The off-license use of anaesthetic agents to ameliorate remote lung injury is inherently associated with risks in terms of safety and efficacy. Only a few human studies exist investigating the therapeutic effects of sevoflurane and propofol in ameliorating postoperative lung injury, with no overall significant identified differences in the incidence of ARDS, as well as conflicting biochemical changes reported between the studies.[95–97] However, historical evidence exists to suggest that inhaled agents, such as isoflurane, may possess deleterious effects.[98]

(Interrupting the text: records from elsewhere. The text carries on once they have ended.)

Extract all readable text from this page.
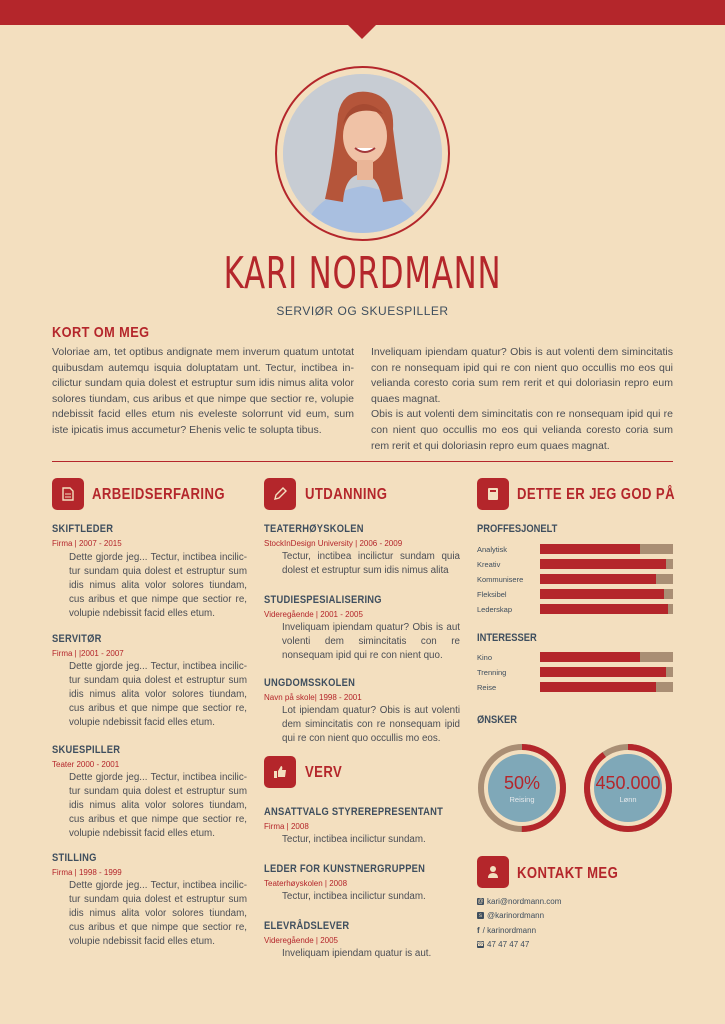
KARI NORDMANN
SERVIØR OG SKUESPILLER
KORT OM MEG
Voloriae am, tet optibus andignate mem inverum quatum untotat quibusdam autemqu isquia doluptatam unt. Tectur, inctibea in-cilictur sundam quia dolest et estruptur sum idis nimus alita volor solores tiundam, cus aribus et que nimpe que sectior re, volupie ndebissit facid elles etum nis eveleste solorrunt vid eum, sum iste ipicatis imus accumetur? Ehenis velic te solupta tibus.
Inveliquam ipiendam quatur? Obis is aut volenti dem simincitatis con re nonsequam ipid qui re con nient quo occullis mo eos qui velianda coresto coria sum rem rerit et qui doloriasin repro eum quaes magnat.
Obis is aut volenti dem simincitatis con re nonsequam ipid qui re con nient quo occullis mo eos qui velianda coresto coria sum rem rerit et qui doloriasin repro eum quaes magnat.
ARBEIDSERFARING
SKIFTLEDER
Firma | 2007 - 2015
Dette gjorde jeg... Tectur, inctibea incilic-tur sundam quia dolest et estruptur sum idis nimus alita volor solores tiundam, cus aribus et que nimpe que sectior re, volupie ndebissit facid elles etum.
SERVITØR
Firma | |2001 - 2007
Dette gjorde jeg... Tectur, inctibea incilic-tur sundam quia dolest et estruptur sum idis nimus alita volor solores tiundam, cus aribus et que nimpe que sectior re, volupie ndebissit facid elles etum.
SKUESPILLER
Teater 2000 - 2001
Dette gjorde jeg... Tectur, inctibea incilic-tur sundam quia dolest et estruptur sum idis nimus alita volor solores tiundam, cus aribus et que nimpe que sectior re, volupie ndebissit facid elles etum.
STILLING
Firma | 1998 - 1999
Dette gjorde jeg... Tectur, inctibea incilic-tur sundam quia dolest et estruptur sum idis nimus alita volor solores tiundam, cus aribus et que nimpe que sectior re, volupie ndebissit facid elles etum.
UTDANNING
TEATERHØYSKOLEN
StockInDesign University | 2006 - 2009
Tectur, inctibea incilictur sundam quia dolest et estruptur sum idis nimus alita
STUDIESPESIALISERING
Videregående | 2001 - 2005
Inveliquam ipiendam quatur? Obis is aut volenti dem simincitatis con re nonsequam ipid qui re con nient quo.
UNGDOMSSKOLEN
Navn på skole| 1998 - 2001
Lot ipiendam quatur? Obis is aut volenti dem simincitatis con re nonsequam ipid qui re con nient quo occullis mo eos.
VERV
ANSATTVALG STYREREPRESENTANT
Firma | 2008
Tectur, inctibea incilictur sundam.
LEDER FOR KUNSTNERGRUPPEN
Teaterhøyskolen | 2008
Tectur, inctibea incilictur sundam.
ELEVRÅDSLEVER
Videregående | 2005
Inveliquam ipiendam quatur is aut.
DETTE ER JEG GOD PÅ
PROFFESJONELT
Analytisk
Kreativ
Kommunisere
Fleksibel
Lederskap
INTERESSER
Kino
Trenning
Reise
ØNSKER
50%
Reising
450.000
Lønn
KONTAKT MEG
@ kari@nordmann.com
s @karinordmann
f / karinordmann
☎ 47 47 47 47
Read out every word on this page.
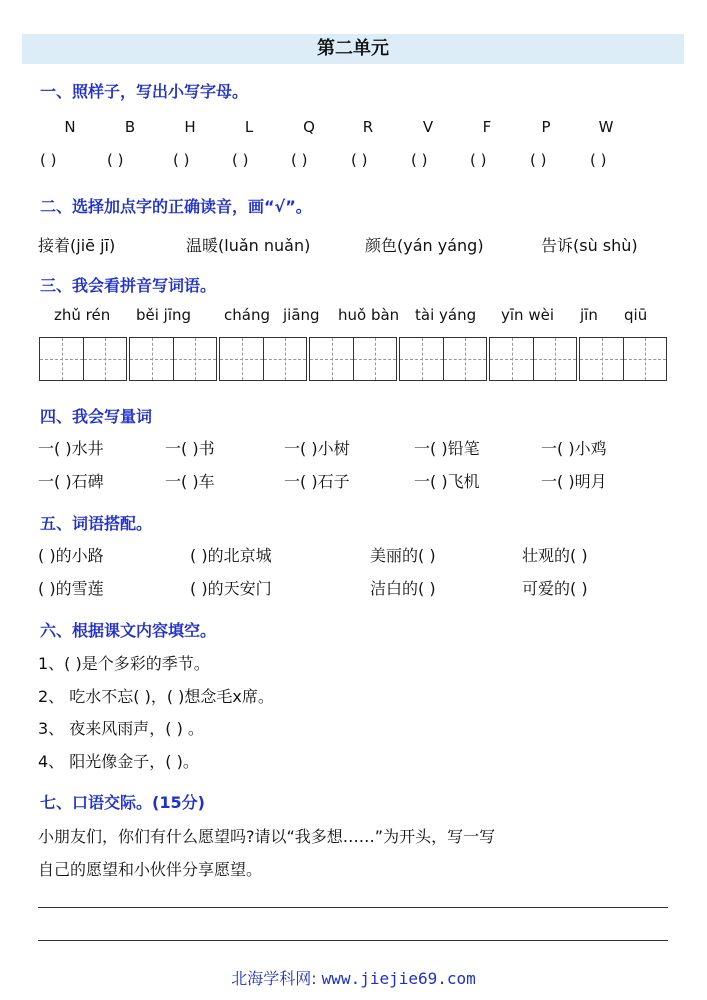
第二单元
一、照样子，写出小写字母。
N	B	H	L	Q	R	V	F	P	W
( )	( )	( )	( )	( )	( )	( )	( )	( )	( )
二、选择加点字的正确读音，画“√”。
接着(jiē jī)	温暖(luǎn nuǎn)	颜色(yán yáng)	告诉(sù shù)
三、我会看拼音写词语。
zhǔ rén běi jīng cháng jiāng huǒ bàn tài yáng yīn wèi jīn qiū
四、我会写量词
一( )水井	一( )书	一( )小树	一( )铅笔	一( )小鸡
一( )石碑	一( )车	一( )石子	一( )飞机	一( )明月
五、词语搭配。
( )的小路	( )的北京城	美丽的( )	壮观的( )
( )的雪莲	( )的天安门	洁白的( )	可爱的( )
六、根据课文内容填空。
1、( )是个多彩的季节。
2、 吃水不忘( )，( )想念毛x席。
3、 夜来风雨声，( ) 。
4、 阳光像金子，( )。
七、口语交际。(15分)
小朋友们，你们有什么愿望吗?请以“我多想……”为开头，写一写
自己的愿望和小伙伴分享愿望。
北海学科网: www.jiejie69.com
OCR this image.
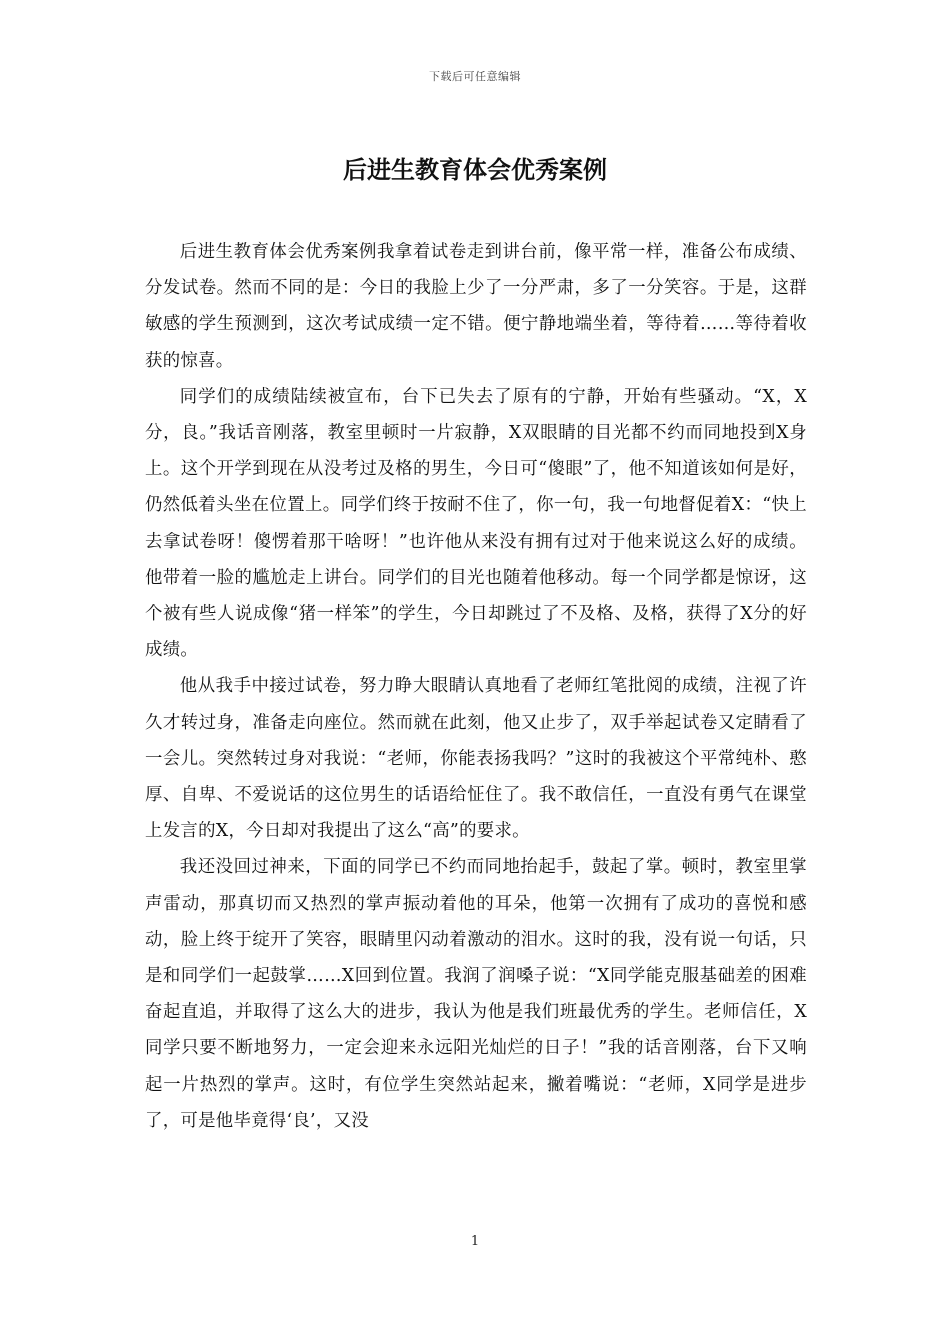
下载后可任意编辑
后进生教育体会优秀案例

后进生教育体会优秀案例我拿着试卷走到讲台前，像平常一样，准备公布成绩、分发试卷。然而不同的是：今日的我脸上少了一分严肃，多了一分笑容。于是，这群敏感的学生预测到，这次考试成绩一定不错。便宁静地端坐着，等待着……等待着收获的惊喜。

同学们的成绩陆续被宣布，台下已失去了原有的宁静，开始有些骚动。“X，X分，良。”我话音刚落，教室里顿时一片寂静，X双眼睛的目光都不约而同地投到X身上。这个开学到现在从没考过及格的男生，今日可“傻眼”了，他不知道该如何是好，仍然低着头坐在位置上。同学们终于按耐不住了，你一句，我一句地督促着X：“快上去拿试卷呀！傻愣着那干啥呀！”也许他从来没有拥有过对于他来说这么好的成绩。他带着一脸的尴尬走上讲台。同学们的目光也随着他移动。每一个同学都是惊讶，这个被有些人说成像“猪一样笨”的学生，今日却跳过了不及格、及格，获得了X分的好成绩。

他从我手中接过试卷，努力睁大眼睛认真地看了老师红笔批阅的成绩，注视了许久才转过身，准备走向座位。然而就在此刻，他又止步了，双手举起试卷又定睛看了一会儿。突然转过身对我说：“老师，你能表扬我吗？”这时的我被这个平常纯朴、憨厚、自卑、不爱说话的这位男生的话语给怔住了。我不敢信任，一直没有勇气在课堂上发言的X，今日却对我提出了这么“高”的要求。

我还没回过神来，下面的同学已不约而同地抬起手，鼓起了掌。顿时，教室里掌声雷动，那真切而又热烈的掌声振动着他的耳朵，他第一次拥有了成功的喜悦和感动，脸上终于绽开了笑容，眼睛里闪动着激动的泪水。这时的我，没有说一句话，只是和同学们一起鼓掌……X回到位置。我润了润嗓子说：“X同学能克服基础差的困难奋起直追，并取得了这么大的进步，我认为他是我们班最优秀的学生。老师信任，X同学只要不断地努力，一定会迎来永远阳光灿烂的日子！”我的话音刚落，台下又响起一片热烈的掌声。这时，有位学生突然站起来，撇着嘴说：“老师，X同学是进步了，可是他毕竟得‘良’，又没

1
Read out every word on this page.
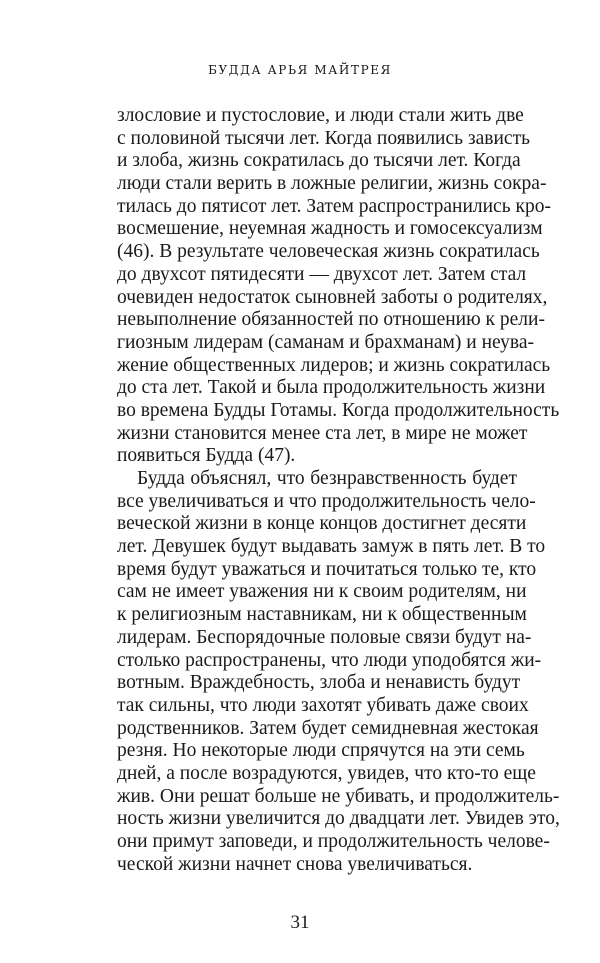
БУДДА АРЬЯ МАЙТРЕЯ
злословие и пустословие, и люди стали жить две
с половиной тысячи лет. Когда появились зависть
и злоба, жизнь сократилась до тысячи лет. Когда
люди стали верить в ложные религии, жизнь сокра-
тилась до пятисот лет. Затем распространились кро-
восмешение, неуемная жадность и гомосексуализм
(46). В результате человеческая жизнь сократилась
до двухсот пятидесяти — двухсот лет. Затем стал
очевиден недостаток сыновней заботы о родителях,
невыполнение обязанностей по отношению к рели-
гиозным лидерам (саманам и брахманам) и неува-
жение общественных лидеров; и жизнь сократилась
до ста лет. Такой и была продолжительность жизни
во времена Будды Готамы. Когда продолжительность
жизни становится менее ста лет, в мире не может
появиться Будда (47).
Будда объяснял, что безнравственность будет
все увеличиваться и что продолжительность чело-
веческой жизни в конце концов достигнет десяти
лет. Девушек будут выдавать замуж в пять лет. В то
время будут уважаться и почитаться только те, кто
сам не имеет уважения ни к своим родителям, ни
к религиозным наставникам, ни к общественным
лидерам. Беспорядочные половые связи будут на-
столько распространены, что люди уподобятся жи-
вотным. Враждебность, злоба и ненависть будут
так сильны, что люди захотят убивать даже своих
родственников. Затем будет семидневная жестокая
резня. Но некоторые люди спрячутся на эти семь
дней, а после возрадуются, увидев, что кто-то еще
жив. Они решат больше не убивать, и продолжитель-
ность жизни увеличится до двадцати лет. Увидев это,
они примут заповеди, и продолжительность челове-
ческой жизни начнет снова увеличиваться.
31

This highlights the importance of high-powered, controlled, clinical trials investigating previously purported in vivo markers of remote lung injury, such as IL-6, HMGB-1 and NF-κB, in human subjects. The aim of this should be to facilitate similarly high-powered, randomised controlled trials investigating the efficacy, safety and side-effect profiles of anaesthetic agents such as isoflurane, sevoflurane and dexmedetomidine within clinical practice, as well as conservative approaches such as non-judicious intravenous fluid administration. Furthermore, additional in vitro and in vivo research is required to investigate the development of novel agents targeting specific pro-inflammatory markers, such as HMGB-1, NLRP3 and Hsp, as these agents may confer additional therapeutic benefit in the future.